- Username
- Scorpio1
- Date posted
- 30w ago
POCD and guilt
Hi all, I was wondering how other people with POCD deal with the guilt and shame that come with the POCD
Hi all, I was wondering how other people with POCD deal with the guilt and shame that come with the POCD
Yes especially when it crosses with real event ocd
I had a really bad bout of POCD about 2 years ago and the guilt killed me for a while. The best way I dealt with it personally was just to see myself as someone with a severe anxiety disorder and not a p. It was hard at first since the OCD makes you doubt you have OCD but I told myself that over and over until it settled into my thought patterns. Eventually that's partially what helped the POCD go away as well. I still get the intrusive thoughts but I'm mostly able to ignore them as I just think "that's OCD" and they go away :)
Yes pocd was my first ever theme before I even knew I had ocd or what it even was. Took me a few years to get through it and over the guilt completely but it does happen. My therapist would always tell me you are not hurting anyone with those thoughts except for yourself and you have to forgive yourself.

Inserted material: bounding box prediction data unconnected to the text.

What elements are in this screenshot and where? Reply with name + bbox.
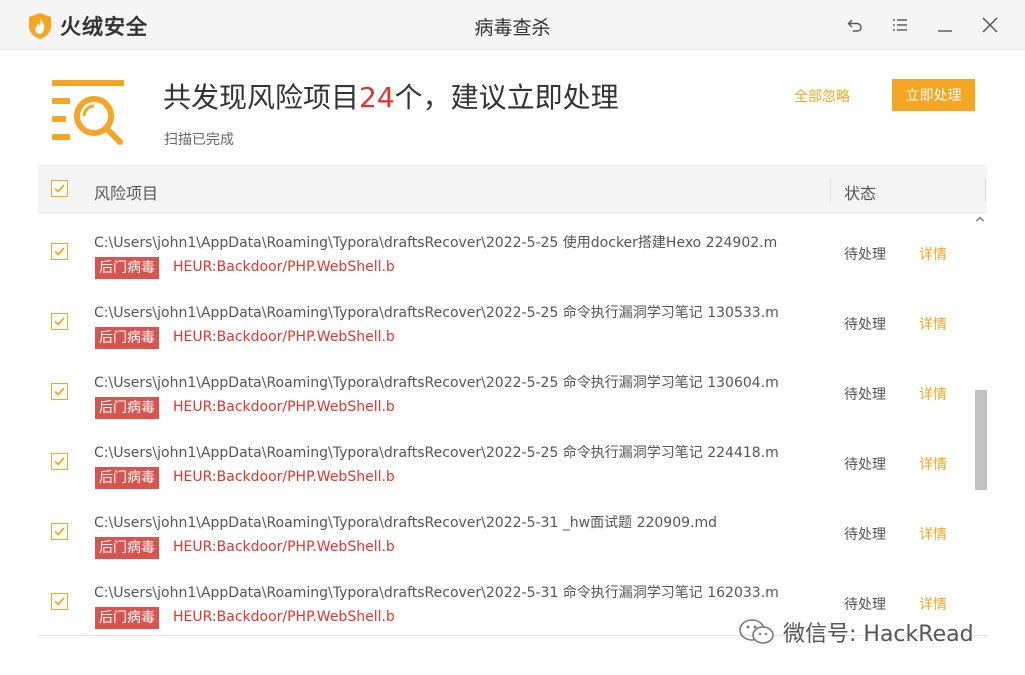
- virus-name: HEUR:Backdoor/PHP.WebShell.b: [173, 539, 395, 555]
- threat-type-badge: 后门病毒: [95, 537, 159, 559]
- threat-type-badge: 后门病毒: [95, 397, 159, 419]
- checkbox-checked-icon: [54, 457, 65, 466]
- wechat-watermark: 微信号: HackRead: [737, 616, 974, 648]
- threat-type-badge: 后门病毒: [95, 257, 159, 279]
- virus-name: HEUR:Backdoor/PHP.WebShell.b: [173, 329, 395, 345]
- minimize-button[interactable]: [932, 12, 958, 38]
- app-name: 火绒安全: [60, 15, 148, 39]
- threat-type-badge: 后门病毒: [95, 327, 159, 349]
- risk-summary-headline: 共发现风险项目24个，建议立即处理: [163, 76, 619, 116]
- ignore-all-link[interactable]: 全部忽略: [794, 86, 850, 106]
- threat-type-badge: 后门病毒: [95, 607, 159, 629]
- virus-name: HEUR:Backdoor/PHP.WebShell.b: [173, 399, 395, 415]
- row-checkbox[interactable]: [51, 383, 68, 400]
- back-button[interactable]: [842, 12, 868, 38]
- risk-list: C:\Users\john1\AppData\Roaming\Typora\dr…: [38, 214, 987, 636]
- row-status: 待处理: [844, 247, 886, 263]
- scroll-up-button[interactable]: [974, 213, 986, 225]
- table-row: C:\Users\john1\AppData\Roaming\Typora\dr…: [38, 494, 987, 564]
- huorong-logo-icon: [29, 13, 51, 39]
- scroll-up-icon: [976, 216, 984, 222]
- row-checkbox[interactable]: [51, 523, 68, 540]
- file-path: C:\Users\john1\AppData\Roaming\Typora\dr…: [94, 585, 779, 601]
- watermark-text: 微信号: HackRead: [783, 622, 974, 647]
- row-checkbox[interactable]: [51, 313, 68, 330]
- checkbox-checked-icon: [54, 247, 65, 256]
- checkbox-checked-icon: [54, 184, 65, 193]
- file-path: C:\Users\john1\AppData\Roaming\Typora\dr…: [94, 235, 778, 251]
- wechat-icon: [739, 619, 774, 644]
- minimize-icon: [938, 30, 952, 32]
- row-status: 待处理: [844, 317, 886, 333]
- file-path: C:\Users\john1\AppData\Roaming\Typora\dr…: [94, 305, 779, 321]
- file-path: C:\Users\john1\AppData\Roaming\Typora\dr…: [94, 515, 717, 531]
- row-checkbox[interactable]: [51, 243, 68, 260]
- checkbox-checked-icon: [54, 387, 65, 396]
- threat-type-badge: 后门病毒: [95, 467, 159, 489]
- details-link[interactable]: 详情: [919, 594, 947, 614]
- row-status: 待处理: [844, 597, 886, 613]
- virus-name: HEUR:Backdoor/PHP.WebShell.b: [173, 609, 395, 625]
- menu-icon: [893, 19, 907, 31]
- close-icon: [982, 17, 998, 33]
- back-icon: [847, 19, 862, 32]
- headline-suffix: 个，建议立即处理: [394, 81, 619, 114]
- row-checkbox[interactable]: [51, 453, 68, 470]
- table-header: 风险项目 状态: [38, 165, 987, 213]
- scan-status: 扫描已完成: [164, 132, 234, 148]
- file-path: C:\Users\john1\AppData\Roaming\Typora\dr…: [94, 375, 779, 391]
- virus-name: HEUR:Backdoor/PHP.WebShell.b: [173, 469, 395, 485]
- details-link[interactable]: 详情: [919, 244, 947, 264]
- column-header-status[interactable]: 状态: [844, 180, 876, 204]
- table-row: C:\Users\john1\AppData\Roaming\Typora\dr…: [38, 424, 987, 494]
- virus-name: HEUR:Backdoor/PHP.WebShell.b: [173, 259, 395, 275]
- column-divider: [985, 178, 986, 202]
- risk-count: 24: [359, 81, 395, 114]
- scan-search-icon: [52, 80, 124, 145]
- details-link[interactable]: 详情: [919, 454, 947, 474]
- details-link[interactable]: 详情: [919, 524, 947, 544]
- table-row: C:\Users\john1\AppData\Roaming\Typora\dr…: [38, 214, 987, 284]
- app-logo: 火绒安全: [28, 11, 148, 41]
- checkbox-checked-icon: [54, 527, 65, 536]
- headline-prefix: 共发现风险项目: [163, 81, 360, 114]
- menu-button[interactable]: [887, 12, 913, 38]
- checkbox-checked-icon: [54, 317, 65, 326]
- close-button[interactable]: [977, 12, 1003, 38]
- column-divider: [830, 178, 831, 202]
- table-row: C:\Users\john1\AppData\Roaming\Typora\dr…: [38, 354, 987, 424]
- details-link[interactable]: 详情: [919, 384, 947, 404]
- row-status: 待处理: [844, 527, 886, 543]
- column-header-risk-item[interactable]: 风险项目: [94, 180, 158, 204]
- row-status: 待处理: [844, 457, 886, 473]
- title-bar: 火绒安全 病毒查杀: [0, 0, 1025, 50]
- row-checkbox[interactable]: [51, 593, 68, 610]
- row-status: 待处理: [844, 387, 886, 403]
- file-path: C:\Users\john1\AppData\Roaming\Typora\dr…: [94, 445, 779, 461]
- select-all-checkbox[interactable]: [51, 180, 68, 197]
- table-row: C:\Users\john1\AppData\Roaming\Typora\dr…: [38, 284, 987, 354]
- window-title: 病毒查杀: [474, 17, 551, 39]
- scrollbar-thumb[interactable]: [975, 390, 987, 490]
- fix-now-button[interactable]: 立即处理: [892, 79, 975, 111]
- checkbox-checked-icon: [54, 597, 65, 606]
- details-link[interactable]: 详情: [919, 314, 947, 334]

I’ve had many ocd themes before, but none of them have given me as much guilt, anxiety, and shame as POCD has. All these groinal responses, thoughts, feelings, etc. makes me sick of myself and wish I wasn’t me. I feel like all of this is gonna stick with me for the rest of my life and I’m gonna remember all of these things for the rest of my life. I feel like I need to tell my future partner all about this and all about the groinal responses that I have had. I just want all of this to be over and I wish that this POCD never happened. I constantly wish that I could go back to my past OCD themes, they tortured me but compared to POCD I want them back. I wish everyday too that a new theme will come along and all these things will just go away. I feel like my ocd is different than everyone else’s, I feel so alone and I’ve been suicidal over these things and I just want them to all end
For me with ocd… it’s honestly the guilt, because mine comes in question forms and an answer is provided and if it feels like yes ocd tells me i don’t deserve to live or have good things which keeps me ruminating until i can dispel the answer is no or idk. If i can overcome that guilt I could beat this. That niggling ocd guilt that says the question needs to be solved Has anyone else experienced them have overcame it?